Я рассматривал пометки в томе хронологически. Следующие важные пометки в порядке лет встречаются: одна в «Кануне святой Агнессы», другая в «Оде соловью». Эти пометки, более чем любые другие, я рассматриваю с благодарной памятью. Они — не работа руки того, для кого я их ценю. У меня есть веская причина считать его настоящим другом. В течение месяцев между ним и мной существовало знакомство, неизбежно несколько близкое, но совершенно лишенное дружбы. Мы обращались друг к другу как «мистер такой-то». Никто из нас не подозревал, что другой испытывает хоть какую-то терпимость к поэтам или поэзии. Наша торговля была чисто прозаической. Однажды, в середине зимы, когда над Лондоном висел холодный туман, я случайно зашел в комнату, где он писал один. После формального приветствия я пожаловался на холод. Он отложил перо и поднял глаза. «Да, — сказал он, — очень холодно и темно, как ночью. Знаешь ли ты самую холодную ночь, которая когда-либо была?» Я ответил, что не знаю. «Это был канун святой Агнессы, когда
“‘The owl, for all his feathers, was a-cold.’”
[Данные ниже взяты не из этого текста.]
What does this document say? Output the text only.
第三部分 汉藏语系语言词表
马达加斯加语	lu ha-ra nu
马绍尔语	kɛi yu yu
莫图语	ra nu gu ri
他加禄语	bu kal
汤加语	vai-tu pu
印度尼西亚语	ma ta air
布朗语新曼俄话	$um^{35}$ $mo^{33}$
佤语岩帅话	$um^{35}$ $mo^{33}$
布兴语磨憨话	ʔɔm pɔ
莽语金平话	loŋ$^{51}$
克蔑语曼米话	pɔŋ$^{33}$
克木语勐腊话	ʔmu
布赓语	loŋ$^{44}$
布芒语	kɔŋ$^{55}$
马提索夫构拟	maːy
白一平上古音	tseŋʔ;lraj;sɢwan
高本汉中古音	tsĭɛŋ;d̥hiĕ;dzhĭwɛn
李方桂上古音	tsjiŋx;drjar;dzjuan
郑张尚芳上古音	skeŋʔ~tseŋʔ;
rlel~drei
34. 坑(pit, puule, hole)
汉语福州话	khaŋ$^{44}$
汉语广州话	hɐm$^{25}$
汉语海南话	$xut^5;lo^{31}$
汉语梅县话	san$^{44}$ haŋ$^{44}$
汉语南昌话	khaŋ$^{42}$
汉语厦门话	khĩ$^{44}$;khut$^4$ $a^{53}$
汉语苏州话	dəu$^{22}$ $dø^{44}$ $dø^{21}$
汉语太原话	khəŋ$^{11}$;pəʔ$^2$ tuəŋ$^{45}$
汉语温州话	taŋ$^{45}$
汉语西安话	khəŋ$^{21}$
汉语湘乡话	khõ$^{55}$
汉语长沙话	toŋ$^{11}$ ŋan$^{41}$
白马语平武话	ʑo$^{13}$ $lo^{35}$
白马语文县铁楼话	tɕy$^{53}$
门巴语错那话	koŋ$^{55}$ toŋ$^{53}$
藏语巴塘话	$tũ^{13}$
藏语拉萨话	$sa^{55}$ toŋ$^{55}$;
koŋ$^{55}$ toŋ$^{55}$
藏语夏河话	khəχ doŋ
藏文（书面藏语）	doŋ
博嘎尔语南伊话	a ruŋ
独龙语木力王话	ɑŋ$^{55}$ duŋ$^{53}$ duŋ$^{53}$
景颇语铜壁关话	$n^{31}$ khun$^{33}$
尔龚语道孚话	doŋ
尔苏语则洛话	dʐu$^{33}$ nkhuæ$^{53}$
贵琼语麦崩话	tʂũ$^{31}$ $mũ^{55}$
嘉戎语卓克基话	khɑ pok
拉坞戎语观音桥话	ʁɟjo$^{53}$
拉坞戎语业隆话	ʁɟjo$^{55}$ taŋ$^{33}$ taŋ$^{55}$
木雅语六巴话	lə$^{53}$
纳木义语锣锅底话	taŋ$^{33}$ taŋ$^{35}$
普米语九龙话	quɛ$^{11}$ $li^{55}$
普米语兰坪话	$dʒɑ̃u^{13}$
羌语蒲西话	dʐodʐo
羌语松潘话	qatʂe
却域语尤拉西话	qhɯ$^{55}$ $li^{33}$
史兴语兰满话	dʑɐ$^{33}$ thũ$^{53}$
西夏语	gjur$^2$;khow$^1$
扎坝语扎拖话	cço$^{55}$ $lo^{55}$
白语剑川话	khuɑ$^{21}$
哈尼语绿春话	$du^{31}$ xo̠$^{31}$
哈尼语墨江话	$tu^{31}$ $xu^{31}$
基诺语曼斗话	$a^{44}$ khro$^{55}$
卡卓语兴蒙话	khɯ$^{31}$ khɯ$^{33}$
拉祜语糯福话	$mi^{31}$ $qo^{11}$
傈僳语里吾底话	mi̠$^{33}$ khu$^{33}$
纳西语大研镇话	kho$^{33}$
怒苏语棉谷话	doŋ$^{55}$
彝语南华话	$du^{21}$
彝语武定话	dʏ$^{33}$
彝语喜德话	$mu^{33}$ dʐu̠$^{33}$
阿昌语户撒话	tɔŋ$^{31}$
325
И так мы заговорили о Китсе, и говорили, и говорили часами; и прежде чем прошел первый час нашего разговора, мы навсегда перестали «мистерить» друг друга. Огонь его энтузиазма разгорался все выше и выше по мере того, как проходили минуты. Он знал лично одного поэта, к стихам которого я питал глубокое уважение, и этот поэт, сказал он мне, поклонялся Китсу. Часто в наших разговорах я строил планы, чтобы вернуть его к простому предложению: «Тебе стоит услышать, как М. говорит о Китсе». Мысль о том, что кто-то, знающий М., может подумать, что М. будет говорить со мной о Китсе, опьяняла меня. «Он не позволил бы мне слушать его?» — сказал я полуиспуганно. «М. будет говорить с кем угодно о Китсе — даже с юристом». Как я желал в тот момент, чтобы я был лордом-канцлером, который мог бы встать на пути М. С тех пор я, в некотором роде, был близок к тому поэту. Я мог бы почти сказать ему,
“So near, too! You could hear my sigh,
Or see my case with half an eye;
But must not—there are reasons why.”
Так этот друг, о котором я сейчас говорю, и я стали действительно большими друзьями. Мы часто встречались и устраивали карнавалы стихов, карнавалы среди звездных ламп поэзии. У него был тонкий инстинкт, который видел драгоценный камень, как бы он ни был оправлен. Он обладал способностью поэта, которая давала ему зрелое знание всех технических вопросов в оправе.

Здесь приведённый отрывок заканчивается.